Paul Krugman takes note of a Wall Street Journal blog post praising a warning from Jaime Caruana, the general manager of the Bank for International Settlements ("the central banks' central bank) about the dangers of keeping interest rates for too long. As Krugman notes, the WSJ sees one credential for this warning being that --

the BIS is one of the few international financial institutions (some say the only one) to see the financial crisis coming and to issue clear warnings ahead of time.

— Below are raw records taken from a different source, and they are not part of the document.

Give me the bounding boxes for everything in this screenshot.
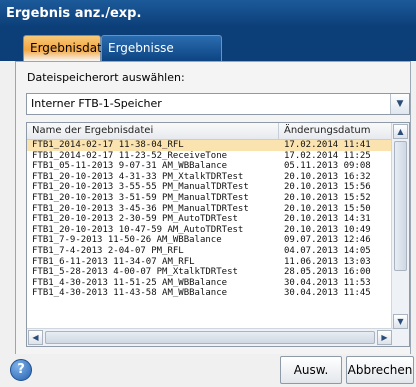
modified-date-cell: 20.10.2013 15:50 (284, 203, 371, 214)
list-header: Name der Ergebnisdatei Änderungsdatum (27, 123, 393, 140)
modified-date-cell: 20.10.2013 15:56 (284, 182, 371, 193)
table-row[interactable]: FTB1_20-10-2013 3-45-36 PM_ManualTDRTest… (27, 204, 393, 215)
column-header-date[interactable]: Änderungsdatum (279, 123, 393, 139)
table-row[interactable]: FTB1_2014-02-17 11-38-04_RFL 17.02.2014 1… (27, 140, 393, 151)
table-row[interactable]: FTB1_20-10-2013 4-31-33 PM_XtalkTDRTest 2… (27, 172, 393, 183)
scroll-up-icon[interactable]: ▲ (393, 124, 408, 139)
file-name-cell: FTB1_2014-02-17 11-38-04_RFL (32, 140, 184, 150)
file-name-cell: FTB1_05-11-2013 9-07-31 AM_WBBalance (32, 161, 228, 172)
tab-panel: Dateispeicherort auswählen: Interner FTB… (15, 61, 411, 356)
modified-date-cell: 20.10.2013 15:52 (284, 192, 371, 203)
horizontal-scrollbar[interactable]: ◀ ▶ (27, 328, 393, 346)
storage-location-value: Interner FTB-1-Speicher (31, 97, 162, 110)
file-name-cell: FTB1_20-10-2013 3-55-55 PM_ManualTDRTest (32, 182, 249, 193)
scroll-right-icon[interactable]: ▶ (377, 330, 392, 345)
scroll-left-icon[interactable]: ◀ (28, 330, 43, 345)
modified-date-cell: 20.10.2013 14:31 (284, 214, 371, 225)
file-name-cell: FTB1_7-9-2013 11-50-26 AM_WBBalance (32, 235, 222, 246)
file-name-cell: FTB1_4-30-2013 11-43-58 AM_WBBalance (32, 288, 228, 299)
tab-ergebnisse-exportieren[interactable]: Ergebnisse exportieren (101, 35, 222, 80)
file-name-cell: FTB1_4-30-2013 11-51-25 AM_WBBalance (32, 277, 228, 288)
vertical-scrollbar[interactable]: ▲ ▼ (391, 123, 409, 330)
modified-date-cell: 05.11.2013 09:08 (284, 161, 371, 172)
table-row[interactable]: FTB1_4-30-2013 11-43-58 AM_WBBalance 30.0… (27, 288, 393, 299)
button-bar: ? Ausw. Abbrechen (0, 354, 416, 387)
modified-date-cell: 30.04.2013 11:45 (284, 288, 371, 299)
file-name-cell: FTB1_20-10-2013 2-30-59 PM_AutoTDRTest (32, 214, 238, 225)
file-name-cell: FTB1_5-28-2013 4-00-07 PM_XtalkTDRTest (32, 267, 238, 278)
results-file-list[interactable]: Name der Ergebnisdatei Änderungsdatum FT… (26, 122, 410, 347)
scroll-down-icon[interactable]: ▼ (393, 314, 408, 329)
table-row[interactable]: FTB1_20-10-2013 3-55-55 PM_ManualTDRTest… (27, 182, 393, 193)
modified-date-cell: 20.10.2013 10:49 (284, 224, 371, 235)
select-button[interactable]: Ausw. (280, 356, 342, 384)
modified-date-cell: 04.07.2013 14:05 (284, 245, 371, 256)
cancel-button[interactable]: Abbrechen (346, 356, 414, 384)
chevron-down-icon[interactable]: ▼ (390, 94, 409, 114)
file-name-cell: FTB1_6-11-2013 11-34-07 AM_RFL (32, 256, 195, 267)
modified-date-cell: 17.02.2014 11:25 (284, 150, 371, 161)
file-name-cell: FTB1_7-4-2013 2-04-07 PM_RFL (32, 245, 184, 256)
modified-date-cell: 30.04.2013 11:53 (284, 277, 371, 288)
table-row[interactable]: FTB1_20-10-2013 10-47-59 AM_AutoTDRTest 2… (27, 225, 393, 236)
table-row[interactable]: FTB1_05-11-2013 9-07-31 AM_WBBalance 05.1… (27, 161, 393, 172)
vertical-scroll-thumb[interactable] (394, 141, 407, 271)
file-name-cell: FTB1_20-10-2013 3-51-59 PM_ManualTDRTest (32, 192, 249, 203)
file-name-cell: FTB1_2014-02-17 11-23-52_ReceiveTone (32, 150, 228, 161)
table-row[interactable]: FTB1_2014-02-17 11-23-52_ReceiveTone 17.0… (27, 151, 393, 162)
help-icon[interactable]: ? (10, 359, 32, 381)
column-header-name[interactable]: Name der Ergebnisdatei (27, 123, 279, 139)
tab-ergebnisdatei[interactable]: Ergebnisdatei (23, 35, 113, 61)
modified-date-cell: 11.06.2013 13:03 (284, 256, 371, 267)
table-row[interactable]: FTB1_20-10-2013 2-30-59 PM_AutoTDRTest 20… (27, 214, 393, 225)
file-name-cell: FTB1_20-10-2013 4-31-33 PM_XtalkTDRTest (32, 171, 244, 182)
modified-date-cell: 28.05.2013 16:00 (284, 267, 371, 278)
tab-strip: Ergebnisdatei Ergebnisse exportieren (0, 27, 416, 80)
table-row[interactable]: FTB1_7-4-2013 2-04-07 PM_RFL 04.07.2013 1… (27, 246, 393, 257)
table-row[interactable]: FTB1_7-9-2013 11-50-26 AM_WBBalance 09.07… (27, 235, 393, 246)
modified-date-cell: 09.07.2013 12:46 (284, 235, 371, 246)
storage-location-label: Dateispeicherort auswählen: (27, 71, 185, 84)
file-name-cell: FTB1_20-10-2013 3-45-36 PM_ManualTDRTest (32, 203, 249, 214)
table-row[interactable]: FTB1_4-30-2013 11-51-25 AM_WBBalance 30.0… (27, 278, 393, 289)
table-row[interactable]: FTB1_6-11-2013 11-34-07 AM_RFL 11.06.2013… (27, 257, 393, 268)
table-row[interactable]: FTB1_5-28-2013 4-00-07 PM_XtalkTDRTest 28… (27, 267, 393, 278)
horizontal-scroll-thumb[interactable] (45, 331, 375, 344)
modified-date-cell: 20.10.2013 16:32 (284, 171, 371, 182)
scrollbar-corner (392, 329, 409, 346)
storage-location-select[interactable]: Interner FTB-1-Speicher ▼ (26, 93, 410, 115)
table-row[interactable]: FTB1_20-10-2013 3-51-59 PM_ManualTDRTest… (27, 193, 393, 204)
modified-date-cell: 17.02.2014 11:41 (284, 140, 371, 150)
file-name-cell: FTB1_20-10-2013 10-47-59 AM_AutoTDRTest (32, 224, 244, 235)
list-rows: FTB1_2014-02-17 11-38-04_RFL 17.02.2014 1… (27, 140, 393, 299)
dialog-window: Ergebnis anz./exp. Ergebnisdatei Ergebni… (0, 0, 416, 387)
dialog-title: Ergebnis anz./exp. (0, 0, 416, 27)
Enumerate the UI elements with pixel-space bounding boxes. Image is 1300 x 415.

Now at the institutional level, that's true. But Jaime Caruana wasn't at the BIS prior the financial crisis. He was head of the capital markets department at the IMF. And did he then see the financial crisis coming and issue clear warnings ahead of time? Here he is summarizing the IMF's Global Financial Stability Report in April 2007 --

Overall, then, we note that the structural transformations occurring in global financial markets are likely to have a positive impact on financial stability. However, the increased complexity of instruments and linkages and the very benign circumstances associated with the rapid rise in the types of institutions investing abroad and increasing global reach of financial institution suggests there may be pockets of vulnerability, and that we must continue to analyze all these trends in greater depth ... We think that over the last years the improvements in risk management techniques and processes in many financial institutions has been really very important, very relevant, and very positive, and this has contributed to strengthen the resilience of the financial system. We see these developments positively. There is liquidity in the financial system, and I would like to say that part of this liquidity comes from the innovation of the financial systems, so it is the very financial system that also is helping to create additional liquidity in the system.

If you read the whole thing and indeed his other pronouncements from that era, there are indeed enough CYA paragraphs about risks where he can say he did mention some possibility in advance. But clear warnings about an impending crisis? No way.

One side note to this is that the international financial policy elite has been a very nice landing spot for Spanish bankers whose record at home and their institutional prognostications prior to the crisis leave a lot to be desired. Now they're heralded as the people who saw it coming.